Love what I see of HAMRS so far as a noob. Tried to search this question up, both here and the QRZ forum, with no obvious results even though it’d seem somebody must have asked before me.
If I talk to someone for example on 28.3725 - which does happen, not usually at my instigation - I get the red flag “Freq outside ITU range”. And if I leave it and select the band with the pulldown option, I get “Band does not match freq”.
Can I leave these values as they are?
Will the frequency still port out accurately to 4 places for an .adi file if I do?
Is there a common practice in the alternative to, for example, round up as a workaround?

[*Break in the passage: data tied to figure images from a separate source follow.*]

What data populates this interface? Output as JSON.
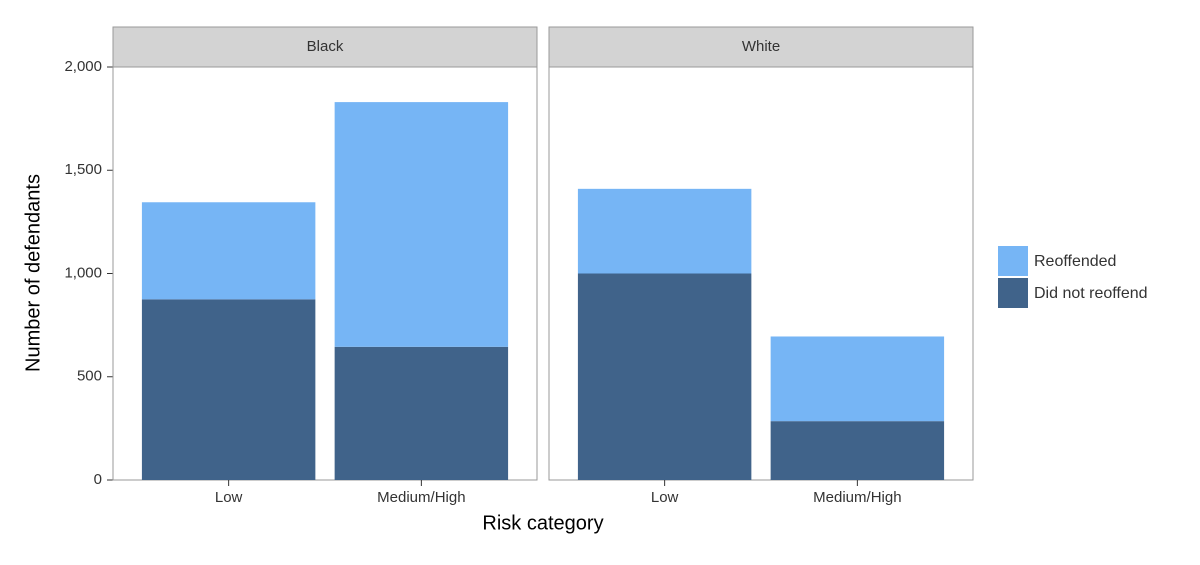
{
  "chart_data": {
    "type": "bar",
    "stacked": true,
    "y_label": "Number of defendants",
    "x_label": "Risk category",
    "facets": [
      "Black",
      "White"
    ],
    "categories": [
      "Low",
      "Medium/High"
    ],
    "series": [
      {
        "name": "Did not reoffend",
        "color": "#40638a",
        "values": [
          [
            875,
            645
          ],
          [
            1000,
            285
          ]
        ]
      },
      {
        "name": "Reoffended",
        "color": "#76b5f5",
        "values": [
          [
            470,
            1185
          ],
          [
            410,
            410
          ]
        ]
      }
    ],
    "ylim": [
      0,
      2000
    ],
    "yticks": [
      0,
      500,
      {
        "value": 1000,
        "label": "1,000"
      },
      {
        "value": 1500,
        "label": "1,500"
      },
      {
        "value": 2000,
        "label": "2,000"
      }
    ],
    "grid": false,
    "legend": "right"
  }
}
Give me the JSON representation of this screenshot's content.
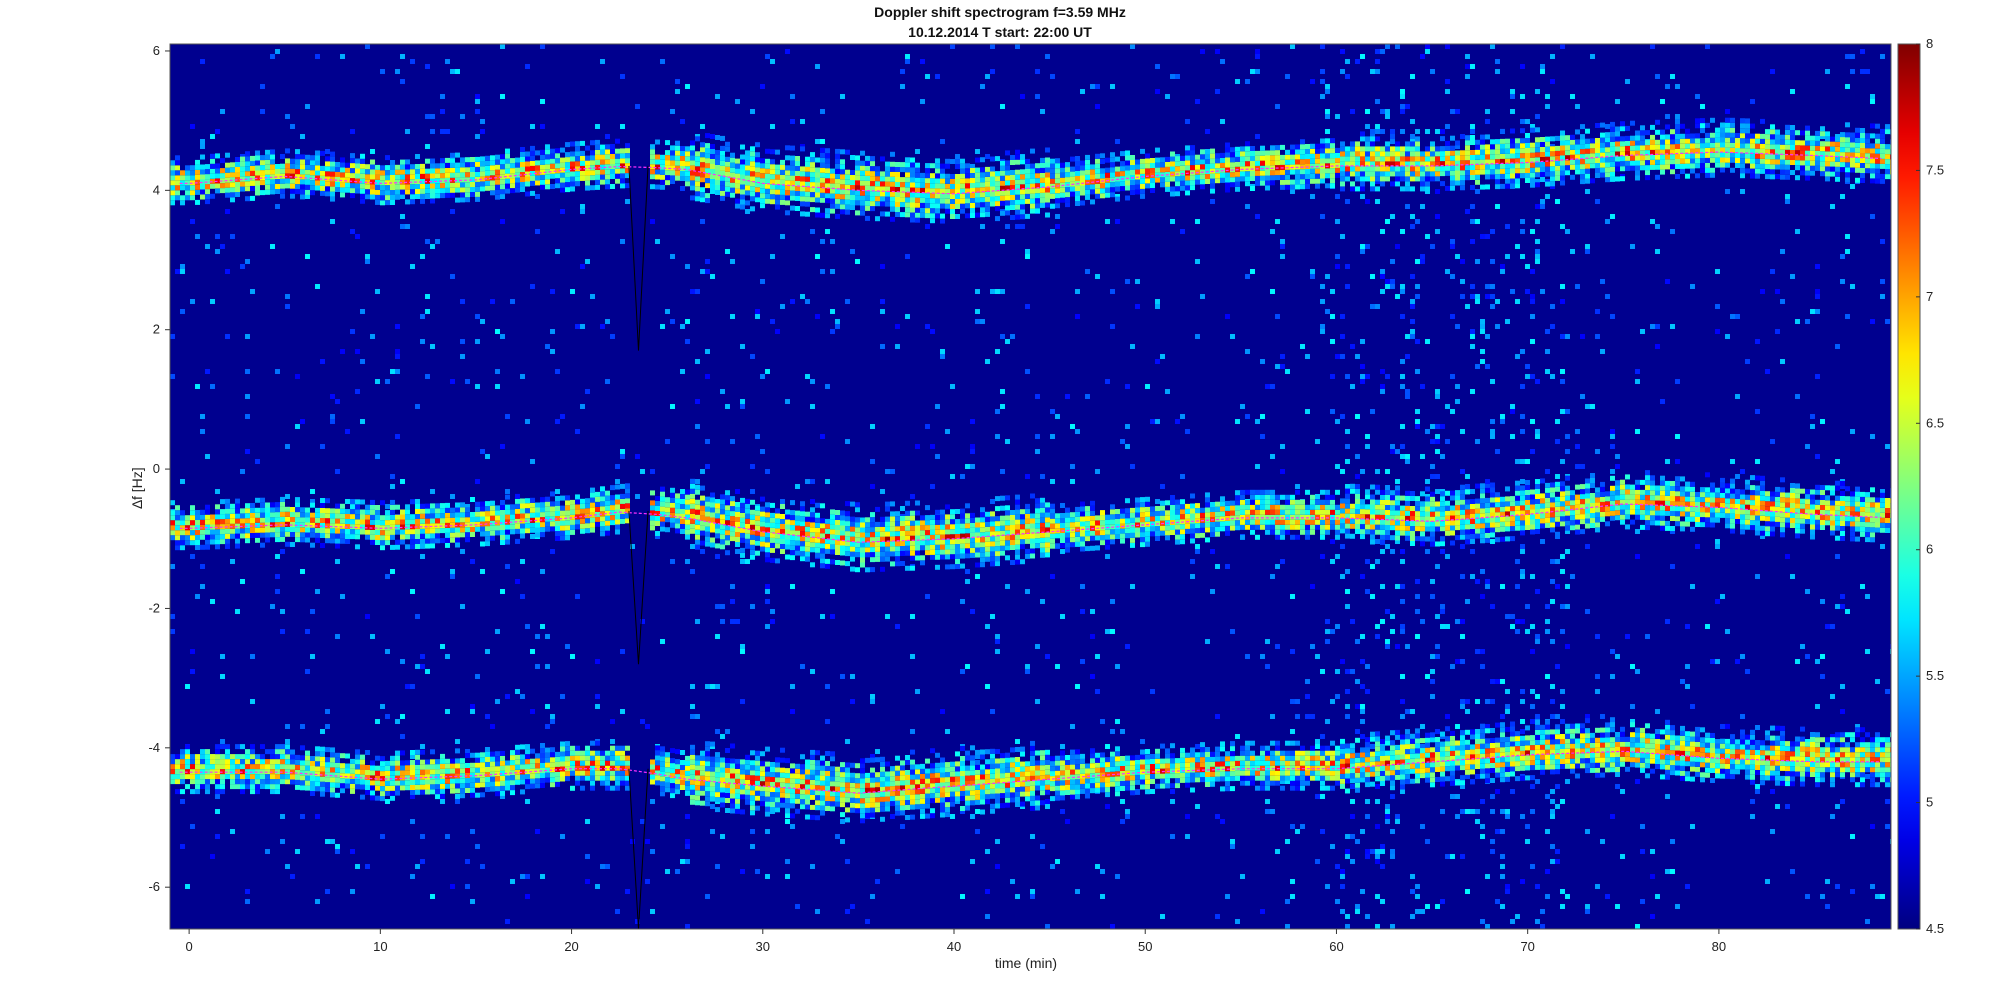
{
  "chart_data": {
    "type": "heatmap",
    "title": "Doppler shift spectrogram f=3.59 MHz",
    "subtitle": "10.12.2014   T start: 22:00 UT",
    "xlabel": "time (min)",
    "ylabel": "∆f [Hz]",
    "xlim": [
      -1,
      89
    ],
    "ylim": [
      -6.6,
      6.1
    ],
    "xticks": [
      0,
      10,
      20,
      30,
      40,
      50,
      60,
      70,
      80
    ],
    "yticks": [
      6,
      4,
      2,
      0,
      -2,
      -4,
      -6
    ],
    "colorbar": {
      "ticks": [
        8,
        7.5,
        7,
        6.5,
        6,
        5.5,
        5,
        4.5
      ],
      "min": 4.5,
      "max": 8,
      "colormap": "jet"
    },
    "bands": [
      {
        "t": [
          0,
          5,
          10,
          15,
          20,
          23,
          26,
          30,
          35,
          40,
          45,
          50,
          55,
          60,
          65,
          70,
          75,
          80,
          85,
          89
        ],
        "center": [
          4.1,
          4.2,
          4.1,
          4.15,
          4.3,
          4.35,
          4.3,
          4.1,
          4.0,
          3.95,
          4.05,
          4.2,
          4.3,
          4.35,
          4.35,
          4.4,
          4.5,
          4.55,
          4.5,
          4.45
        ]
      },
      {
        "t": [
          0,
          5,
          10,
          15,
          20,
          23,
          26,
          30,
          35,
          40,
          45,
          50,
          55,
          60,
          65,
          70,
          75,
          80,
          85,
          89
        ],
        "center": [
          -0.85,
          -0.8,
          -0.85,
          -0.8,
          -0.7,
          -0.6,
          -0.7,
          -0.9,
          -1.05,
          -1.0,
          -0.9,
          -0.8,
          -0.7,
          -0.7,
          -0.75,
          -0.65,
          -0.5,
          -0.55,
          -0.65,
          -0.7
        ]
      },
      {
        "t": [
          0,
          5,
          10,
          15,
          20,
          23,
          26,
          30,
          35,
          40,
          45,
          50,
          55,
          60,
          65,
          70,
          75,
          80,
          85,
          89
        ],
        "center": [
          -4.35,
          -4.35,
          -4.45,
          -4.4,
          -4.3,
          -4.3,
          -4.45,
          -4.55,
          -4.65,
          -4.55,
          -4.45,
          -4.35,
          -4.3,
          -4.3,
          -4.2,
          -4.1,
          -4.05,
          -4.15,
          -4.2,
          -4.2
        ]
      }
    ],
    "dropouts": [
      {
        "t0": 23.0,
        "t1": 24.0,
        "y_top": 1.7,
        "y_bottom": -6.6
      }
    ]
  }
}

Would QRZ then mismatch the frequency for the QSL if I did?
Not sure if it’ll let you complete the entry if it doesn’t see the frequency as valid. You can try, then create an .adif, then use ADIF Master to open the file and see if it took the frequency. If it didn’t you can change it in ADIF master, then upload to QRZ. I know it seems like a lot of work but if it doesn’t happen too often it shouldn’t be too bad.
Appreciate the advice, went kind of in that direction.
Decided to try it like you described despite the red warnings, and it retained the value below. Maybe it’s analogous to the “callsign not found” warnings - you plug in the odd obscure DX sign anyway, and the record will still generate.
I had hesitated because a friend had said that ADIF specified field lengths, which I was worried might then be universal, therefore assumed to be 3 decimal places, therefore possibly truncated, but it seems not.
That individual mentioned ADIF Master also, but I opted to test further down the chain by porting the .adi into QRZ anyway and confirming the records appeared. Not only did they, but the new entries included at least one validated 4-decimal record (though the visible part specifies band only, not freq), so apparently the longer field value did not undermine the association to an existing record.
So the answers to my questions it turns out are (1) yes, (2) yes, (3) not needed for ADIFs, and (4) probably not, but not a concern. I mostly wanted HAMRS so I wouldn’t have to double enter for both a Winter Field Day upload and QRZ, though it’d be nice to activate POTA sometime too . Memo to self, make the PayPal donation.
On the plus side, this thread will now hopefully appear in search results for the next person talking to some 7.xxxx with the same concerns that I had
Glad it worked out for you. I’m certainly no expert, but it was the only thing I could come up with.
Also note that QRZ, LoTW, most contests, and presumably other logging systems, do not use the exact frequency to match QSOs. Most use the band instead. So you don’t really need to log to fractions of a kHz.
Interesting. I may still keep noting it for accuracy of record for my own purposes, but good to know it won’t have negative effects.
Out or curiosity, I just used Notepad to open the adi file, and the relevant field for the frequency read “<freq:7>28.3725” - but another with one less decimal read with an extra zero at the end as “<freq:7>28.3800” and a third was “<freq:5>7.230”.
The 7 and the 5 are string lengths for the value following, and I at first guessed the .3800 example was either a norm or an effect of the existence of the value with 4 decimals instead of 3 - but the existence of the third example suggests maybe not, it looks like it’s described case by case, depending on the length for any individual record.
Well, we can be confident it’s resilient anyway.